To gratify stern ambition’s whims,
What hundreds and thousands of precious limbs
On a field of battle we scatter!
Sever’d by sword, or bullet, or saw,
Off they go, all bleeding and raw,—
But the public seems to get the lock-jaw,
So little is said on the matter!
Legs, the tightest that ever were seen,
The tightest, the lightest, that danced on the green,
Cutting capers to sweet Kitty Clover;
Shatter’d, scatter’d, cut, and bowl’d down,
Off they go, worse off for renown,
A line in the Times, or a talk about town,
Than the leg that a fly runs over!
But the Precious Leg of Miss Kilmansegg,
That gowden, goolden, golden leg,
Was the theme of all conversation!
Had it been a Pillar of Church and State,
Or a prop to support the whole Dead Weight,
It could not have furnished more debate
To the heads and tails of the nation!
East and west, and north and south,
Though useless for either hunger or drouth,—
The Leg was in everybody’s mouth,
To use a poetical figure,
Rumor, in taking her ravenous swim,
Saw, and seized on the tempting limb,
Like a shark on the leg of a nigger.
Wilful murder fell very dead;
Debates in the House were hardly read;
In vain the Police Reports were fed
With Irish riots and rumpuses—
The Leg! the Leg! was the great event,
Through every circle in life it went,
Like the leg of a pair of compasses.
The last new Novel seem’d tame and flat,
The Leg, a novelty newer than that,
Had tripp’d up the heels of Fiction!
It Burked the very essays of Burke,
And, alas! how Wealth over Wit plays the Turk!
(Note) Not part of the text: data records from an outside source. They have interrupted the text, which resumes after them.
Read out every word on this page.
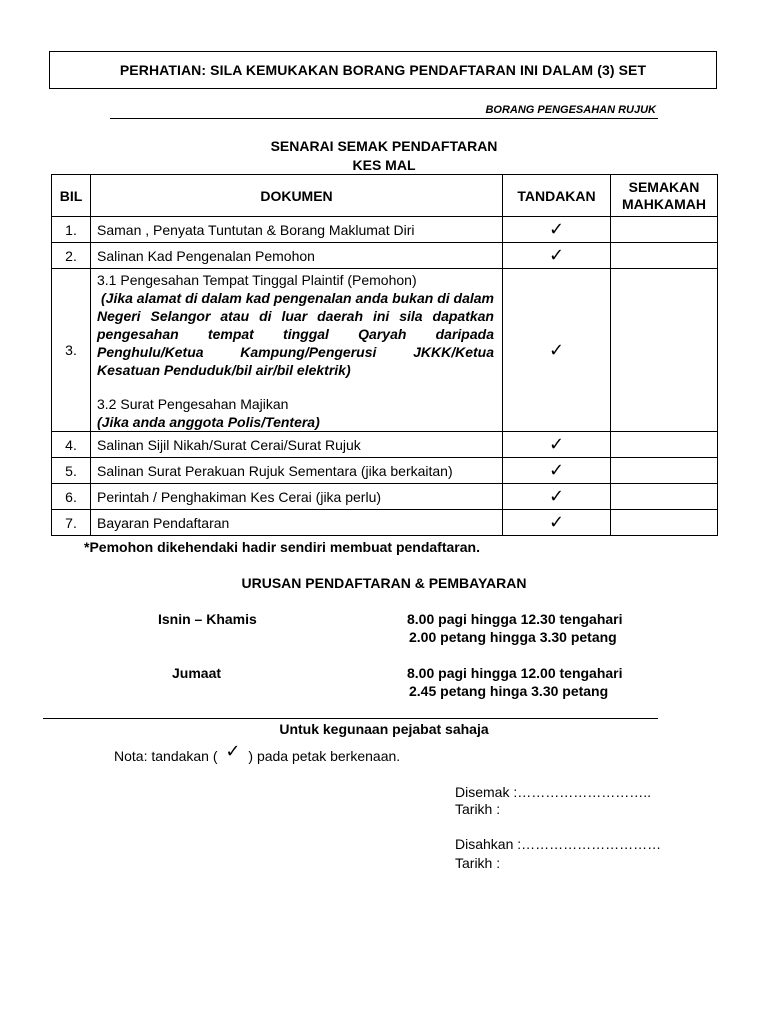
PERHATIAN: SILA KEMUKAKAN BORANG PENDAFTARAN INI DALAM (3) SET
BORANG PENGESAHAN RUJUK
SENARAI SEMAK PENDAFTARAN
KES MAL
BIL	DOKUMEN	TANDAKAN	SEMAKAN MAHKAMAH
1.	Saman , Penyata Tuntutan & Borang Maklumat Diri	✓	
2.	Salinan Kad Pengenalan Pemohon	✓	
3.	3.1 Pengesahan Tempat Tinggal Plaintif (Pemohon)
(Jika alamat di dalam kad pengenalan anda bukan di dalam Negeri Selangor atau di luar daerah ini sila dapatkan pengesahan tempat tinggal Qaryah daripada Penghulu/Ketua Kampung/Pengerusi JKKK/Ketua Kesatuan Penduduk/bil air/bil elektrik)
3.2 Surat Pengesahan Majikan
(Jika anda anggota Polis/Tentera)	✓	
4.	Salinan Sijil Nikah/Surat Cerai/Surat Rujuk	✓	
5.	Salinan Surat Perakuan Rujuk Sementara (jika berkaitan)	✓	
6.	Perintah / Penghakiman Kes Cerai (jika perlu)	✓	
7.	Bayaran Pendaftaran	✓	
*Pemohon dikehendaki hadir sendiri membuat pendaftaran.
URUSAN PENDAFTARAN & PEMBAYARAN
Isnin – Khamis	8.00 pagi hingga 12.30 tengahari
2.00 petang hingga 3.30 petang
Jumaat	8.00 pagi hingga 12.00 tengahari
2.45 petang hinga 3.30 petang
Untuk kegunaan pejabat sahaja
Nota: tandakan ( ✓ ) pada petak berkenaan.
Disemak :………………………..
Tarikh :
Disahkan :…………………………
Tarikh :
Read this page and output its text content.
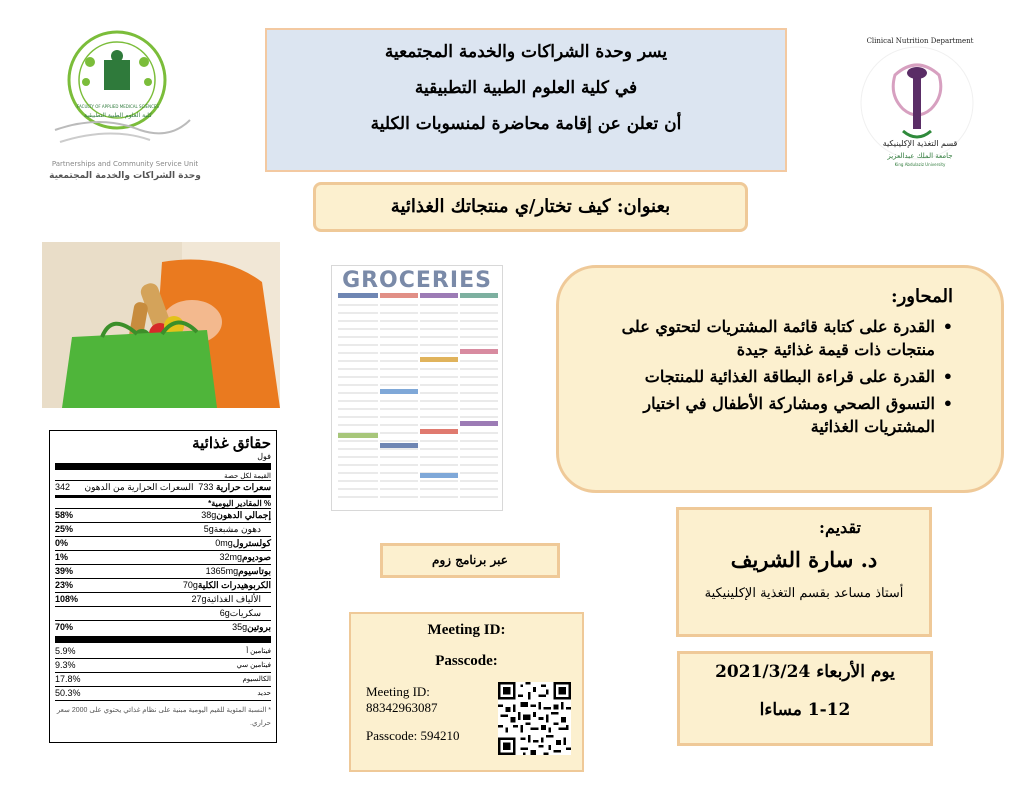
FACULTY OF APPLIED MEDICAL SCIENCES
كلية العلوم الطبية التطبيقية
Partnerships and Community Service Unit
وحدة الشراكات والخدمة المجتمعية
يسر وحدة الشراكات والخدمة المجتمعية
في كلية العلوم الطبية التطبيقية
أن تعلن عن إقامة محاضرة لمنسوبات الكلية
Clinical Nutrition Department
قسم التغذية الإكلينيكية
جامعة الملك عبدالعزيز
King Abdulaziz University
بعنوان: كيف تختار/ي منتجاتك الغذائية
GROCERIES
المحاور:
• القدرة على كتابة قائمة المشتريات لتحتوي على منتجات ذات قيمة غذائية جيدة
• القدرة على قراءة البطاقة الغذائية للمنتجات
• التسوق الصحي ومشاركة الأطفال في اختيار المشتريات الغذائية
حقائق غذائية
فول
القيمة لكل حصة
342 السعرات الحرارية من الدهون	سعرات حرارية 733
% المقادير اليومية*
58%	إجمالي الدهون38g
25%	دهون مشبعة5g
0%	كولسترول0mg
1%	صوديوم32mg
39%	بوتاسيوم1365mg
23%	الكربوهيدرات الكلية70g
108%	الألياف الغذائية27g
سكريات6g
70%	بروتين35g
5.9%	فيتامين أ
9.3%	فيتامين سي
17.8%	الكالسيوم
50.3%	حديد
* النسبة المئوية للقيم اليومية مبنية على نظام غذائي يحتوي على 2000 سعر حراري.
عبر برنامج زوم
تقديم:
د. سارة الشريف
أستاذ مساعد بقسم التغذية الإكلينيكية
Meeting ID:
Passcode:
Meeting ID:
88342963087
Passcode: 594210
يوم الأربعاء 2021/3/24
1-12 مساءا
As a regular piece of goldsmith’s work,
Got the better of Goldsmith’s diction.
“A leg of gold! what, of solid gold?”
Cried rich and poor, and young and old,—
And Master and Miss and Madam—
’Twas the talk of ’Change—the Alley—the Bank—
And with men of scientific rank,
It made as much stir as the fossil shank
Of a Lizard coeval with Adam!
Of course with Greenwich and Chelsea elves,
Men who had lost a limb themselves,
Its interest did not dwindle—
But Bill, and Ben, and Jack, and Tom
Could hardly have spun more yarns therefrom,
If the leg had been a spindle.
Meanwhile the story went to and fro,
Till, gathering like the ball of snow,
By the time it got to Stratford-le-Bow,
Through Exaggeration’s touches,
The Heiress and hope of the Kilmanseggs
Was propp’d on two fine Golden Legs,
And a pair of Golden Crutches!
Never had Leg so great a run!
’Twas the “go” and the “Kick” thrown into one!
The mode—the new thing under the sun,
The rage—the fancy—the passion!
Bonnets were named, and hats were worn,
A la Golden Leg instead of Leghorn,
And stockings and shoes,
Of golden hues,
Took the lead in the walks of fashion!
The Golden Leg had a vast career,
It was sung and danced—and to show how near
Low Folly to lofty approaches,
Down to society’s very dregs,
The Belles of Wapping wore “Kilmanseggs,”
And St. Gile’s Beaux sported Golden Legs
In their pinchbeck pins and brooches!